The earliest sense of the word canker was “something that corrodes, corrupts, destroys, or irritates.” Around the mid-1400s, people began using it in an extended sense to refer to a caterpillar or worm that attacks plants and preys on flower buds. Thus, when Hermia calls Helena a canker blossom, she is likening her to one of these pernicious creatures who destroys flowers, and by metaphorical extension, suggests that Helena is a creature who, as evidenced by her theft of Lysander’s love, destroys or corrupts beauty and goodness.

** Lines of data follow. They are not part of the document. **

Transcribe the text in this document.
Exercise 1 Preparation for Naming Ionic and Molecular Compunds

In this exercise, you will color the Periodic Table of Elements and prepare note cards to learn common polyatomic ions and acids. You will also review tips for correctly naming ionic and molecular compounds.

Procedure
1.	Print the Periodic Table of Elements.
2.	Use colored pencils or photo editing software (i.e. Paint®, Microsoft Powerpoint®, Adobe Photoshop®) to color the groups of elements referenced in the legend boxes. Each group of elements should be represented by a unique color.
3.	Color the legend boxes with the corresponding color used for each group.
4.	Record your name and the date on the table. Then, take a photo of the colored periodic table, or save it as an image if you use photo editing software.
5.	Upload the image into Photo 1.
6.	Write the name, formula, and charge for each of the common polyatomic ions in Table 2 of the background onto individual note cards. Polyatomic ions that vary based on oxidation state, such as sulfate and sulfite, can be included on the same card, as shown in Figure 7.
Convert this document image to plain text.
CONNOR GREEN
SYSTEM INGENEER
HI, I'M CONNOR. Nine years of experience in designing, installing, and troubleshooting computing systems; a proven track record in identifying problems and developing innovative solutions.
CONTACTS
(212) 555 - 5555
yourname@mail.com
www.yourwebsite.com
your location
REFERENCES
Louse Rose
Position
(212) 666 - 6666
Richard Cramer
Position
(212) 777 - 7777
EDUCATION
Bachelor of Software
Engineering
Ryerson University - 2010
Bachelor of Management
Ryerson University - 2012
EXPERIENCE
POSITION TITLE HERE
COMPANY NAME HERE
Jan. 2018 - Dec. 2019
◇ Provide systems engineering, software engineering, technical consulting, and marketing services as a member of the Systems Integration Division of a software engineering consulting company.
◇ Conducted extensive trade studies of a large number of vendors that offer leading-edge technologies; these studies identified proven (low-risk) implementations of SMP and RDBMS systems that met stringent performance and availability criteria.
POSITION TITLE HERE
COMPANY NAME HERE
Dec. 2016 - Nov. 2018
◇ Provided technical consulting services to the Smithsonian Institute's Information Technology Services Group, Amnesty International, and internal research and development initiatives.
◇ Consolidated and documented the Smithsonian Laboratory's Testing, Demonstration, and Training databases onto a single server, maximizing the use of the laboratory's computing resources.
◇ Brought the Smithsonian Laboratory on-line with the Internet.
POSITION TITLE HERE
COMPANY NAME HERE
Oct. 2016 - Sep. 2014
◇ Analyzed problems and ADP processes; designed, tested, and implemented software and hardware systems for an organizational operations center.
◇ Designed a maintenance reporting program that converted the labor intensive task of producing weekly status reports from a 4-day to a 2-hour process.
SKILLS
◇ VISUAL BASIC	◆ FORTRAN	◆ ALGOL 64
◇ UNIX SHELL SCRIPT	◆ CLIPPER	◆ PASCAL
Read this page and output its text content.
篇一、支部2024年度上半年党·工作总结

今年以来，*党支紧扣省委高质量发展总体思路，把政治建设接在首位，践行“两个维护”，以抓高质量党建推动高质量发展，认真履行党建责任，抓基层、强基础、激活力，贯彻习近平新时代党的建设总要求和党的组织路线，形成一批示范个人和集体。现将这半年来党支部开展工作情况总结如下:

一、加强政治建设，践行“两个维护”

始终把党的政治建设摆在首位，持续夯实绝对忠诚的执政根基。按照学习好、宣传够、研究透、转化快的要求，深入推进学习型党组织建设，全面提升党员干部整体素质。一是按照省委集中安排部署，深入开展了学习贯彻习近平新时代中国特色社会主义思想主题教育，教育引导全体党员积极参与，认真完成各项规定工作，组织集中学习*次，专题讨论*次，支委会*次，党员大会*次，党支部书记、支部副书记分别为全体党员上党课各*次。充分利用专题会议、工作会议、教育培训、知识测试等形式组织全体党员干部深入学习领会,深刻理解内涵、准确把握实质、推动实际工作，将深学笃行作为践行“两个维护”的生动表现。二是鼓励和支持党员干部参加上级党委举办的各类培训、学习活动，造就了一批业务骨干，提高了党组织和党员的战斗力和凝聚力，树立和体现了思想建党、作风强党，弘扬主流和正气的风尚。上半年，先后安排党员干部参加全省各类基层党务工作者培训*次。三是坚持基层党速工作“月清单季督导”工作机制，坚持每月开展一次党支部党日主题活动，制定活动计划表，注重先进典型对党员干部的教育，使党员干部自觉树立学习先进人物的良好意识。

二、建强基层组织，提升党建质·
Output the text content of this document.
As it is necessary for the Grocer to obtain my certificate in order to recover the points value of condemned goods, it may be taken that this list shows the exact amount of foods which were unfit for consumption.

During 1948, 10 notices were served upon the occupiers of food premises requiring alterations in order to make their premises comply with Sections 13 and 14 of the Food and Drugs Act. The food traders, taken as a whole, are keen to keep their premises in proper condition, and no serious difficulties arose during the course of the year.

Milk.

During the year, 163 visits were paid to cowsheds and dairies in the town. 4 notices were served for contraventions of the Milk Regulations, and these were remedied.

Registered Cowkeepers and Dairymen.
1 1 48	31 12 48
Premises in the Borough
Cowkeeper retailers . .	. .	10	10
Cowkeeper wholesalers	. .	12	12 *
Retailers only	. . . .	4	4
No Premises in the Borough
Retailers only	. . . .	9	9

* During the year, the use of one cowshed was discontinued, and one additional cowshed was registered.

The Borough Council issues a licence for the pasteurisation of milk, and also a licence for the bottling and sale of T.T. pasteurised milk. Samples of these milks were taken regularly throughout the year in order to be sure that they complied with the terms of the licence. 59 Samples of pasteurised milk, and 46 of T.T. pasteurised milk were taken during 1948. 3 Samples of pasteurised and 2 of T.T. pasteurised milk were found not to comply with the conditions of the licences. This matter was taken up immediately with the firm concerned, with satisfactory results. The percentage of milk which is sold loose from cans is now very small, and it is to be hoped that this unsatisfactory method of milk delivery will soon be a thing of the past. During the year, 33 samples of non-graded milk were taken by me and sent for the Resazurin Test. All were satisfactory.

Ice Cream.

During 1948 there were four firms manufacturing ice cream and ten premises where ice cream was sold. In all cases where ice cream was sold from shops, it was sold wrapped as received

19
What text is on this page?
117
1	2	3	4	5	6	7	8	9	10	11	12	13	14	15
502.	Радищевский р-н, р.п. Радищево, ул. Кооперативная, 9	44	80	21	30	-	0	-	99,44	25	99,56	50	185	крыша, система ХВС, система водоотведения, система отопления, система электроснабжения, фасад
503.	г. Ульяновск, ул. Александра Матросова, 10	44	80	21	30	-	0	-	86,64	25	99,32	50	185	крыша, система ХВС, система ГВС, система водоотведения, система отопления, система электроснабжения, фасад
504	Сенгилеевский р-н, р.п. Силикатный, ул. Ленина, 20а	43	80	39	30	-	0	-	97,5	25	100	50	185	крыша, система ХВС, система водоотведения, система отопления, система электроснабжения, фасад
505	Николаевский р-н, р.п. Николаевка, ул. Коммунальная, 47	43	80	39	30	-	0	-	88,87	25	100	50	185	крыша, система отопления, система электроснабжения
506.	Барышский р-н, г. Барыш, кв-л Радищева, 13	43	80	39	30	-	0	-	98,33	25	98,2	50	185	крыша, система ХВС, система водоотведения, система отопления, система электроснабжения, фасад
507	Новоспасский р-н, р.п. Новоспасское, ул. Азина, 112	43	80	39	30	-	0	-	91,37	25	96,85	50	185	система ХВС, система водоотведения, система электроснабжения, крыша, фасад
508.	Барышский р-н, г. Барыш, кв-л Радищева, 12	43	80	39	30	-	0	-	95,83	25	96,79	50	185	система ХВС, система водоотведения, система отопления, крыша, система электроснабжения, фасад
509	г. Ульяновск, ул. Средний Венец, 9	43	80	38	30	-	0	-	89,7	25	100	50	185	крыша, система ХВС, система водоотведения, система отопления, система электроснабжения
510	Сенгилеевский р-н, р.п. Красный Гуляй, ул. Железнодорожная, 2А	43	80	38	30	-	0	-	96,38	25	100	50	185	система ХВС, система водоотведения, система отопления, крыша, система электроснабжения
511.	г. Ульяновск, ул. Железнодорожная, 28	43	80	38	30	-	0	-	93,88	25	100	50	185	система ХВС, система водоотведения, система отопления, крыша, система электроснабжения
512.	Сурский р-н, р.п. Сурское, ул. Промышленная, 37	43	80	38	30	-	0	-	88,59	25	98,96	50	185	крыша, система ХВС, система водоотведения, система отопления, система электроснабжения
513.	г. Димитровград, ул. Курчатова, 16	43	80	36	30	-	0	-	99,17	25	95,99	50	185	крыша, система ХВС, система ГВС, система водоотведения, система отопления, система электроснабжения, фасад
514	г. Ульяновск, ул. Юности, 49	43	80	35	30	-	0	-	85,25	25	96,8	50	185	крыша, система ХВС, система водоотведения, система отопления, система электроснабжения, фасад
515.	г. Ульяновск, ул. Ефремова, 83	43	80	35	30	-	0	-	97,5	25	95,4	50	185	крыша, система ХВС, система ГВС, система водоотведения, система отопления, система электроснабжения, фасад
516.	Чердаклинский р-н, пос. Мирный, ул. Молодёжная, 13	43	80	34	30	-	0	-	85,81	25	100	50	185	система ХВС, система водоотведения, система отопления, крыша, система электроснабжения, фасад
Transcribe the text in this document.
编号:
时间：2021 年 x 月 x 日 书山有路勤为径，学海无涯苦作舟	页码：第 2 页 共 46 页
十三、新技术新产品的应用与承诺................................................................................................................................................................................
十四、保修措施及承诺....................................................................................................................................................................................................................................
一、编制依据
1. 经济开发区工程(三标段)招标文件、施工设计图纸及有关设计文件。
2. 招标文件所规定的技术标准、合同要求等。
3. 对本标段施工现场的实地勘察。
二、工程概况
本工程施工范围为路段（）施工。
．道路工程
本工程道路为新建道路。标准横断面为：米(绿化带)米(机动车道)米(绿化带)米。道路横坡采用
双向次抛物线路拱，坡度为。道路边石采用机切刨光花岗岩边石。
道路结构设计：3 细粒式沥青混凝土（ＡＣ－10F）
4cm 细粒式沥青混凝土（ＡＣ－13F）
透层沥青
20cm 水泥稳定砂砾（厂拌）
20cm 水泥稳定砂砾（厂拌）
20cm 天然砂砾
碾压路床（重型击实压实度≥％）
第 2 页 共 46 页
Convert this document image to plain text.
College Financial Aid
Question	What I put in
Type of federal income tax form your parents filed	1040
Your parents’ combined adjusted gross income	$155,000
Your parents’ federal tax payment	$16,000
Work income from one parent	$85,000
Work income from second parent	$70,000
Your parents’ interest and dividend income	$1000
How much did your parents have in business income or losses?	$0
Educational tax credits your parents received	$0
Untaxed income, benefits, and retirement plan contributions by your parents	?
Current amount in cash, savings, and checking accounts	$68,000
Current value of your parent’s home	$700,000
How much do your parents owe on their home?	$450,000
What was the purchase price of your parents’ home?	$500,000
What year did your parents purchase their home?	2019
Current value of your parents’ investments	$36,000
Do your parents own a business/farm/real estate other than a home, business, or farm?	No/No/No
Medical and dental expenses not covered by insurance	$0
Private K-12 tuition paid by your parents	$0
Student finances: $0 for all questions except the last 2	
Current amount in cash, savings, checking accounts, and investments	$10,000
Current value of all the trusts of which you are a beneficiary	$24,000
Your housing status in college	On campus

Mad mustachio purple-hued malt-worms
This colorful phrase comes from King Henry IV, Part 1. It’s delivered by the thieving Gadshill as he makes a case to the Chamberlain for the distinguished company he keeps: “I am joined with no foot land-rakers, no long-staff sixpenny strikers, none of these mad mustachio purple-hued malt-worms; but with nobility and tranquility…”
The word malt-worm appeared in English around the mid-1400s and it referred to a malt-infesting weevil or beetle. About a century later, the term began to be used for a different sort of malt infestation with a sense of “a heavy drinker; drunkard.” In the notes of a 18th-century edition of Henry IV, Samuel Johnson elaborates on the phrase as “those whose faces are red with drinking ale.” Other interpretations suggest that the phrase refers to men whose mustaches or upper-lips are perpetually stained from drinking. Whether the purple hue is by stain or by flush, we can thank the Bard for this inspired addition to the word family of tipplers, dipsomaniacs, and tosspots.
False caterpillars
Not to be outdone by lowly cankers and malt-worms, the caterpillar holds a spot in Shakespeare’s canon of insults as well. The messenger in Henry IV, Part 2 reports to King Henry that a rebel troop of “scholars, lawyers, courtiers, gentlemen” is approaching, a group that he derogatorily refers to as “false caterpillars.”
We know caterpillar to mean wormlike larva of a butterfly or moth; this sense has been in English since the mid-1400s. But shortly after this sense arose, people began using the term in a figurative sense to refer to a person who preys on others, or an extortioner. Although the messenger in Henry IV applies the expression “false caterpillars” to the whole lot of rebels, a look at the Bard’s phraseology around lawyers in his broad body of work suggests that this slight might be aimed more at the lawyers than the scholars and courtiers. In the words of linguist and Shakespeare scholar David Crystal, “According to the combined opinions of Rosalind, Jacques, Mercutio, Jack Cade, Hamlet, Timon, a Fool and a Servant, lawyers are politic, sleeping, false, avaricious, money-grabbing, empty-headed, frivolous, quibbling, philandering, death-deserving caterpillars.”
This pejorative usage of the word caterpillar lends credibility to a possible etymological connection to the word pill, an archaic term meaning “to rob, plunder, or pillage” which gave us piller, “one who plunders” and pillage, “to strip ruthlessly of money or goods by open violence, as in war; plunder.”
What are some of your favorite Shakespearean insults?